I need to store card documents in my database. Cards need to be stored with a set of integers that represent the bundle, box and pallet, or whatever other entity they belong to. The packaging structure needs to be of an arbitrary length to accommodate flexible packing structures (otherwise they would each have their own field in the document.)

I am considering a document structure like this, where the packaging numbers are kept as an array in the Packaging field.

{
"JobNumber" : "50001-01",
"CustomerId" : "joe",
"IdentifierNumber" : NumberLong(8812739),
"TimesPrinted" : 0,
"Packaging" : [ 
    1200, 
    120, 
    3
]
}

The Packaging field will be set once, then searched against many times.

I am wondering about performance because I will often need to query this collection for all documents whose nth element in the Packaging field is a given value. Is this something that MongoDB is good at? What are the indexes I should be considering?

Best Answer

Remember, MongoDB has a dynamic schema. So it is perfectly ok to store this document:

{
  "JobNumber" : "50001-01",
  "CustomerId" : "joe",
  "IdentifierNumber" : NumberLong(8812739),
  "TimesPrinted" : 0,
  "Packaging" : {"bundle":1200,"box":120,"pallet":3}
}

and this document

{
  "JobNumber" : "50001-02",
  "CustomerId" : "jane",
  "IdentifierNumber" : NumberLong(8812739),
  "TimesPrinted" : 0,
  "Packaging" : {"sack":200}
}

in the same collection.

Since, I wouldn't query for the Nth document, but for a given field in the subdocument, for example

 db.collection.find({"packaging.bundle":1200})

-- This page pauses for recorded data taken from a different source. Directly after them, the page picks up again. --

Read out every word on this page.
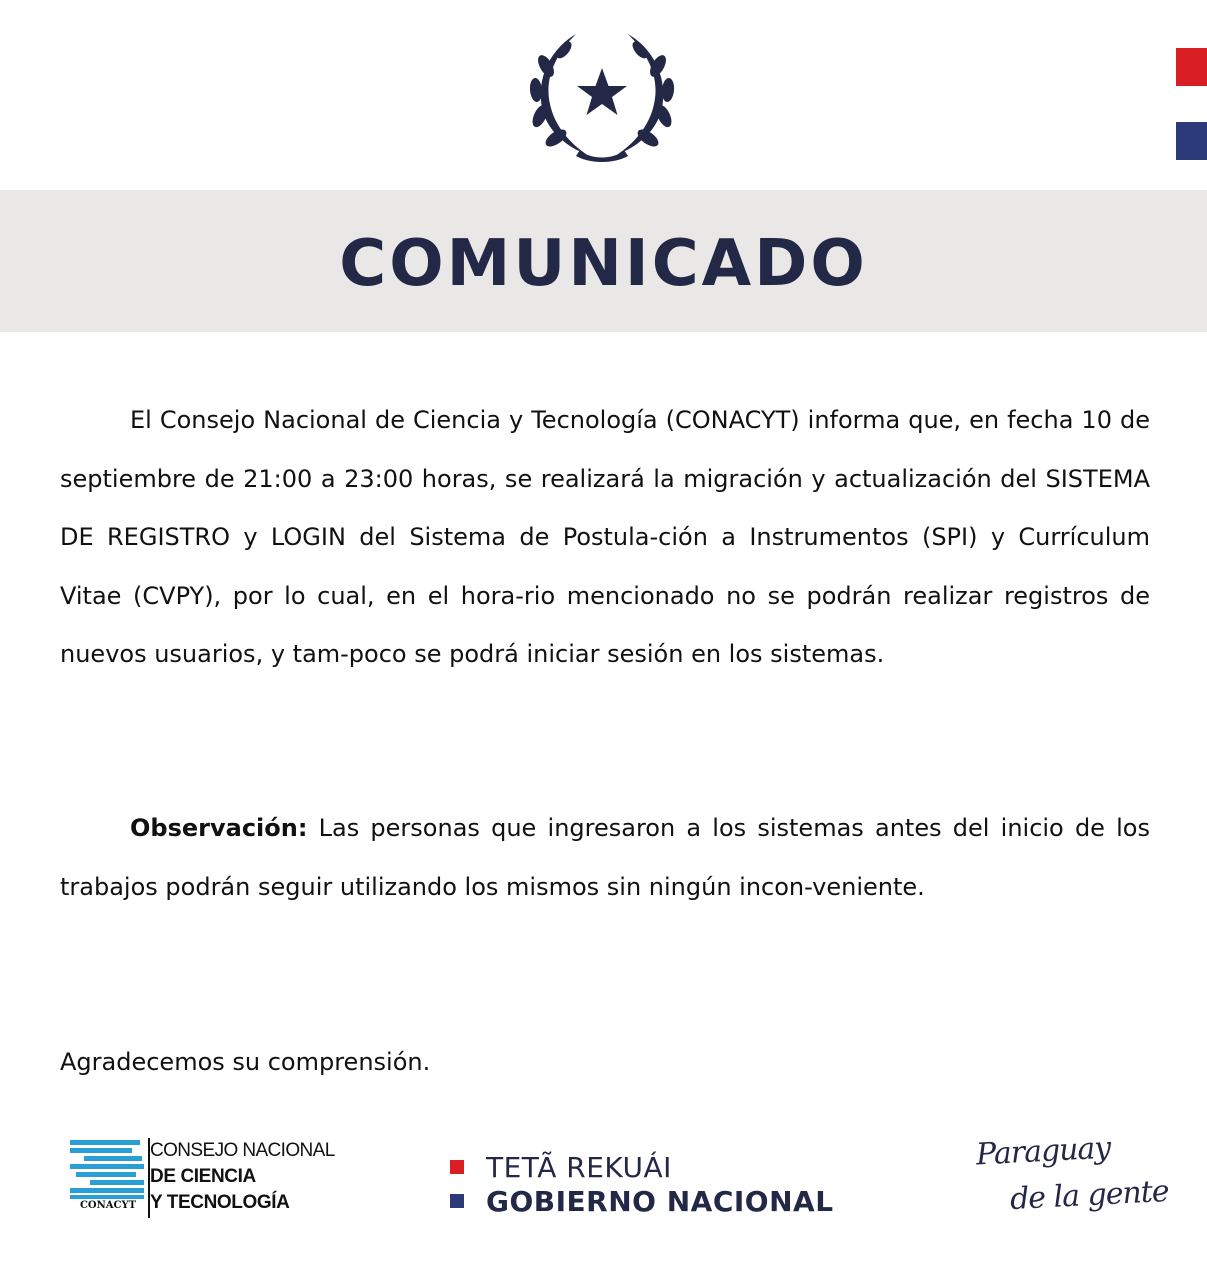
COMUNICADO

El Consejo Nacional de Ciencia y Tecnología (CONACYT) informa que, en fecha 10 de septiembre de 21:00 a 23:00 horas, se realizará la migración y actualización del SISTEMA DE REGISTRO y LOGIN del Sistema de Postula-ción a Instrumentos (SPI) y Currículum Vitae (CVPY), por lo cual, en el hora-rio mencionado no se podrán realizar registros de nuevos usuarios, y tam-poco se podrá iniciar sesión en los sistemas.

Observación: Las personas que ingresaron a los sistemas antes del inicio de los trabajos podrán seguir utilizando los mismos sin ningún incon-veniente.

Agradecemos su comprensión.

CONACYT
CONSEJO NACIONAL
DE CIENCIA
Y TECNOLOGÍA
TETÃ REKUÁI
GOBIERNO NACIONAL
Paraguay
de la gente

which would run just fine with MongoDB. The reason behind that is that if a field isn't present in a document, it is evaluated as null for a query. And null is definitely not equal to 1200.

As for the performance. It really depends on who big your collection is and how your queries look like. While the query as shown above may be rather slow in a collection containing hundred of thousands of documents (or even more) without an index, it can be extremely fast when you created an index on it, e.g.

    db.collection.ensureIndex({"packaging.bundle":1,"packaging.box":1,"packaging.pallet":1});

If you can create an index like this obviously depends on the question wether you really have arbitrary packaging or if you simply have a variety of packaging options. If the latter is the case, I'd create an index for each of the packaging options, utilizing sparse indices, e.g.

 db.collection.ensureIndex({"packaging.sack":1},{sparse:true})

This would reduce the index size, as only documents which hold the field "packaging.sack" would be contained in this index.

If you really have arbitrary fields in the documents, I wonder how you create a model for it ;)

When talking of just some ten thousands of documents, you might even get satisfying result without an index.